Il contributo dell’Ebraismo
Ricco il patrimonio sapienziale dedicato alla protezione del Creato nei testi sacri dell’Ebraismo. “Nella Torah sono innumerevoli le volte in cui si parla di ambiente. Si dice che l’albero e la terra non ci appartengono. Il Talmud chiede addirittura all’uomo umiltà verso la natura. Questo testo ricorda all’uomo che è stato creato dopo la zanzara. Questo è un invito a non sfidare la natura”, ha detto Judith Di Porto della Comunità Ebraica di Roma. “Già appena terminata la creazione, Adamo si guardò intorno e vide una varietà infinita di piante. Dio gli disse di non distruggerle, poiché se le avesse distrutte – ha terminato Di Porto – nessuno potrà farle rinascere”.
Islam e custodia del Creato
Anche il Corano contiene preziose indicazioni sulla salvaguardia del Creato. “Il Corano ci insegna che la natura è un dono gratuito che viene dall’amore di Dio alla comunità umana intera” ha spiegato la teologa musulmana, Shahrzad Housmand. “Quindi il ruolo dell’uomo è custodire la bellezza che ha ricevuto. Il Corano non parla dell’essere umano come il padrone della natura – ha concluso – ma più come una specie di luogotenente, colui che succede a Dio come custode amorevole”.

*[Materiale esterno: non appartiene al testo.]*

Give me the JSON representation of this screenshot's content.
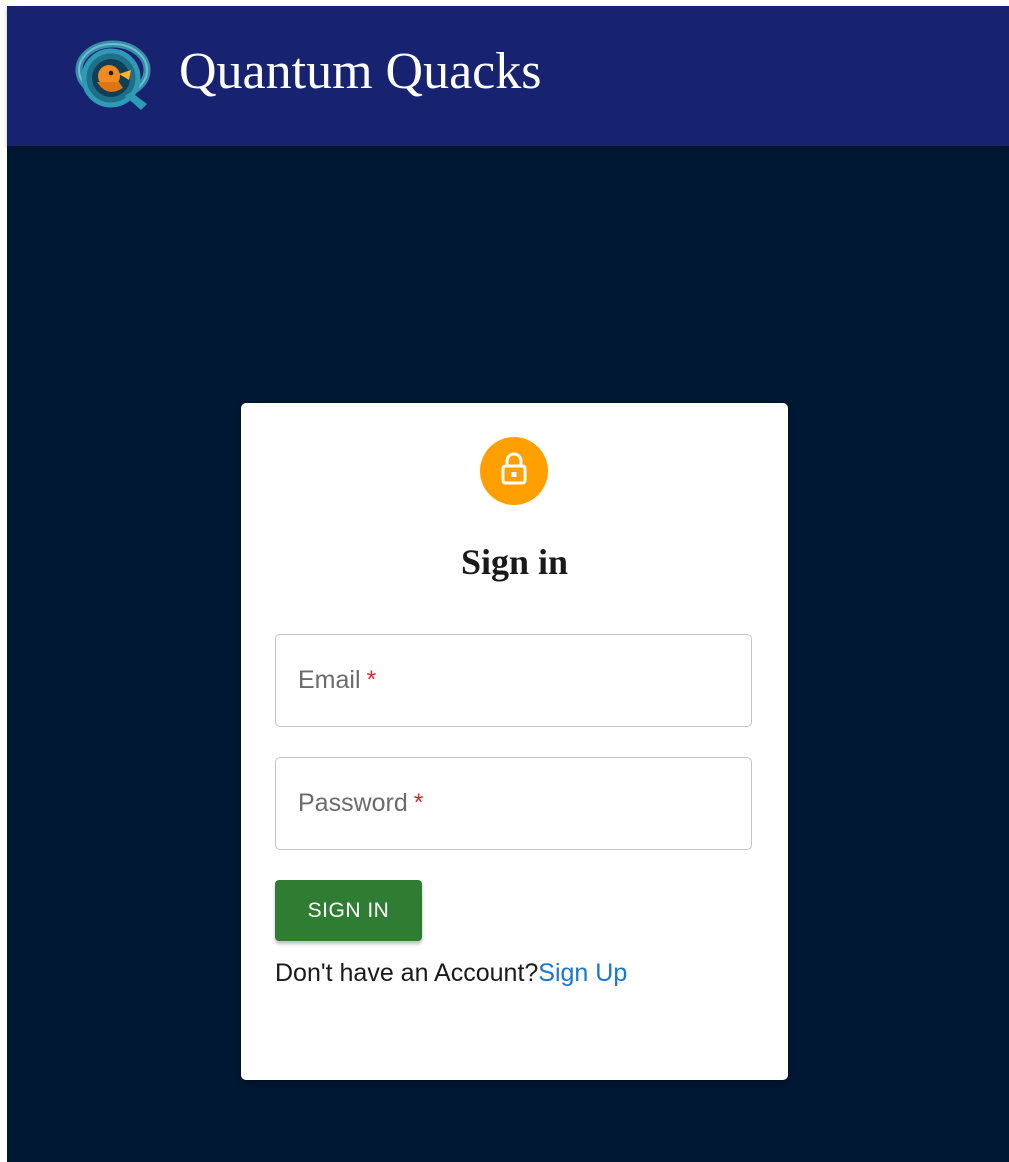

Il mea culpa della Chiesa Evangelica
“Negli anni ’80 la Chiesa evangelica ha fatto autocritica del modo in cui Dio ha invitato l’uomo e la donna a dominare la Terra. L’uomo è stato creato per ultimo. Questo lo rende responsabile di ciò che è stato creato prima di lui. La teologia ecologica, che nasce in quegli anni, promuove la custodia della natura come manifestazione del Dio creatore”, ha detto Francesca Evangelisti, della Chiesa Avventista.
La Terra è madre
Insegnamenti preziosi sulla salvaguardia del creato sono contenuti anche nella filosofia buddista. “La Terra non è il luogo in cui viviamo, ma è nostra madre”, ha esordito Barbara Bensi, del Centro Zen L’Arco. “Dovremmo guarire dal nostro approccio predatorio ed egoista. Se la natura si ammala – ha concluso Bensi – ne risente anche l’uomo e la società”.
L’avidità è il male
“Tutto ciò che compone i nostri corpi, compone anche tutta la natura. Così si annulla l’antropocentrismo”, ha spiegato Swamini Shuddhananda Ghiri dell’Unione Induista Italiana. “L’uomo vale come una foglia, come una pietra, come un animale. Invece siamo la specie che distrugge di più in assoluto. Pensiamo che sia tutto a nostra disposizione. L’avidità è la radice del male”, ha concluso l’esponente dell’Unione Induista Italiana.
Nel corso del panel Luigi De Salvia, presidente di Religions for Peace ha presentato il Tunisia Italy Anti desertification Project, che proprio con il sostegno di reti interreligiose cerca di sensibilizzare le comunità locali sul fenomeno della desertificazione e delle sue drammatiche conseguenze sociali.